Nov 1, 2019, 10:13 PM

@Wizz I can share my own interest in the analysis, at the least.

Over years of MU I've collected a handful of experiences. Cuckold RL husband watching TS, accusations of triggering RL relationship hangups with spouses, OOC oversharing, repeated pages asking what my OOC kinks are, being told "I love you" in a relationship sense, plenty of clinginess, hell hath no fury threats or issues when trying to politely exit IC relationship stuff, lots of paging about "always being chosen second", OOC guilting, etc etc etc. The list goes on. I could probably list 20 or so things I've experienced first or second hand.

It's my belief than dozens of MUers can, too.

My mindset is that people could continue to act as if these OOC blowups regarding IC relationship roleplay, the stalking, the baseless forum accusations that omg couldnt be anything but true are singular instances every single time, be wowed at them as if they don't happen weekly, and get really good at staying out of it.
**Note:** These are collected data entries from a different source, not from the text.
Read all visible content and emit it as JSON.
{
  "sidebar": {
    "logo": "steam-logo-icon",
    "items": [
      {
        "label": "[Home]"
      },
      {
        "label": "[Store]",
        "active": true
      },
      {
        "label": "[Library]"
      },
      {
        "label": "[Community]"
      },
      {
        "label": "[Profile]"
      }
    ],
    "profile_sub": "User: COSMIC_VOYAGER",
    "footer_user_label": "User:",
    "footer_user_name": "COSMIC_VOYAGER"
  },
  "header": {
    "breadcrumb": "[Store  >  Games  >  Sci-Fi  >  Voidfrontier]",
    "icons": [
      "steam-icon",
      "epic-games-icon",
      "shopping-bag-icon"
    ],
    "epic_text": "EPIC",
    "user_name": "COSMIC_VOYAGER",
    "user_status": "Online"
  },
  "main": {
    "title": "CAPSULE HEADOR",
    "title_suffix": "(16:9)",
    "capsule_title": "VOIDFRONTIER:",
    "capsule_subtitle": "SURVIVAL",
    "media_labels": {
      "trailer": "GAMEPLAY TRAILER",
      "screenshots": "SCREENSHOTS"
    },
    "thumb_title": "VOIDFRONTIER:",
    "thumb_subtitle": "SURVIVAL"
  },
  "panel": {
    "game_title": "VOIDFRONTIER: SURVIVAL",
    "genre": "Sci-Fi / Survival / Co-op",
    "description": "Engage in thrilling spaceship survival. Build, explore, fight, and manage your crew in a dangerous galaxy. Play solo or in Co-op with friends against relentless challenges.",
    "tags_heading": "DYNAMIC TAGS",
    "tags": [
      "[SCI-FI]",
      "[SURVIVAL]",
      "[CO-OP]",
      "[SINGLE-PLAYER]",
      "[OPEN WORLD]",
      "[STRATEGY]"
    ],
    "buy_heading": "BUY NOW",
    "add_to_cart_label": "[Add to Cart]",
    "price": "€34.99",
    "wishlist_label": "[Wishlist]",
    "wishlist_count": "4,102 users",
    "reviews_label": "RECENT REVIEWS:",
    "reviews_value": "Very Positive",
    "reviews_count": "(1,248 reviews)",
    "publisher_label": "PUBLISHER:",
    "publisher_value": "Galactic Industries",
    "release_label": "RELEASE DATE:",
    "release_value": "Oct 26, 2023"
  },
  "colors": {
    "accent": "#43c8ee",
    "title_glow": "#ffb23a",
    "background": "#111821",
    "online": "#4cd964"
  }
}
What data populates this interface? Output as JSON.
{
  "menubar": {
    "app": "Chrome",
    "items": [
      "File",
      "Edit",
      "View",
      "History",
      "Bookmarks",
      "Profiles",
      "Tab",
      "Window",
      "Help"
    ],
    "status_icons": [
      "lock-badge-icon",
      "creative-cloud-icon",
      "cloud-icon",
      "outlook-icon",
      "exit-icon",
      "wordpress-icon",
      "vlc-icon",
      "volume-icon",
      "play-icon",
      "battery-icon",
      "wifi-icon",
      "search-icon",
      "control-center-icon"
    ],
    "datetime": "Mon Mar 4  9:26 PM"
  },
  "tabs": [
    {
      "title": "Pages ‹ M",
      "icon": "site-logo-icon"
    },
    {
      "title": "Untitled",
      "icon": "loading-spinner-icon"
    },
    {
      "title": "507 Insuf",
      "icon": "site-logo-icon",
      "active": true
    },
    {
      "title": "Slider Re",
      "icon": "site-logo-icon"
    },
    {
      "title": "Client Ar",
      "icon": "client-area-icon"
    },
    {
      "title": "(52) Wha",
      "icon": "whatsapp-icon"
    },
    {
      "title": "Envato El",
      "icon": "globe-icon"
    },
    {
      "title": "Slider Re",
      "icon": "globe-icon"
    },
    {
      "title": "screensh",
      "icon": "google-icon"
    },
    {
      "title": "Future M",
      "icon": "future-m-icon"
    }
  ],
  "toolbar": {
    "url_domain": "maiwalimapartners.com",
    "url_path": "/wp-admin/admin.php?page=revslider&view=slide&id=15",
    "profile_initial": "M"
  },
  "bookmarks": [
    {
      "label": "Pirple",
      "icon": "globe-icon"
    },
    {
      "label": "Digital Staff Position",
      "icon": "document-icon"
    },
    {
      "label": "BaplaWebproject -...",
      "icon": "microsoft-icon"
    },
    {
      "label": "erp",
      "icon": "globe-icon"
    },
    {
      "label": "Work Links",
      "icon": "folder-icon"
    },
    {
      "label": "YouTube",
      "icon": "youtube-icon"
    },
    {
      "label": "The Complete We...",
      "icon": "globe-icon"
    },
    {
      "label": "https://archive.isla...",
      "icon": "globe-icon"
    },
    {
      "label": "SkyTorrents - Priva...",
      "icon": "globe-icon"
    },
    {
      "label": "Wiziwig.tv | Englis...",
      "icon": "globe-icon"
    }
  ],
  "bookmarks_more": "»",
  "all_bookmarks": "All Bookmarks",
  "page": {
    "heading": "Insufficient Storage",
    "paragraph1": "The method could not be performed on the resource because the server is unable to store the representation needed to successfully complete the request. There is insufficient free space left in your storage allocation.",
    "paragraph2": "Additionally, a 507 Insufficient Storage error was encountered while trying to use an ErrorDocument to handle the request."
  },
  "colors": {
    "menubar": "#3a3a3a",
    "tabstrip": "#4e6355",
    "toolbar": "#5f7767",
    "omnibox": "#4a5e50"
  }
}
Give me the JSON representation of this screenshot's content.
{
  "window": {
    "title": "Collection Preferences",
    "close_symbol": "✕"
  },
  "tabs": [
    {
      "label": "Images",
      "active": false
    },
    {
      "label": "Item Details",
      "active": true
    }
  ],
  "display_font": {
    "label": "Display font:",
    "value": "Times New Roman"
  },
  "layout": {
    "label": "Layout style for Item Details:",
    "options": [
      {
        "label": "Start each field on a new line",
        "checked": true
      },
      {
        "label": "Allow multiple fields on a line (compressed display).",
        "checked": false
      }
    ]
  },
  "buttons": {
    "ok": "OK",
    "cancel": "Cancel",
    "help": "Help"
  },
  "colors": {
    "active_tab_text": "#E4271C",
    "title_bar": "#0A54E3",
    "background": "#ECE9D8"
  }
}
OR delve into asking really why that is and attempting to ferret out an understanding.

I believe that there are two camps of relationship roleplayers: People who do it healthily and people who do it to satisfy personal (physical/emotional) deficiencies and grow unhealthy attachments to players, characters, or the need for the jolt TS/relationship RP brings.

I believe that one type of RPer wants to avoid OOC attachment forming, and that the other won't declare what they're looking for because it could lead to being avoided (if even theyre aware enough to understand the thirst).

I've grown to believe that there are players who approach the hobby as a writing hobby, and others who approach the hobby as a form of "Second Life" due to a disappointing RL where character is player and negative IC results are taken far more seriously on an OOC level, perhaps even a dangerous one.

So, you either avoid it and stay in your lane, or you ask the Danger Zone questions and try to identify what it is and find RPers of similar mindset to avoid these trap/bait-and-switch scenarios.

So when someone says "you" instead of "she" or pages you to ask what your kinks are, is it really cooperative writing, or is something else going on?

I think it's a worthier topic in this hobby than some others.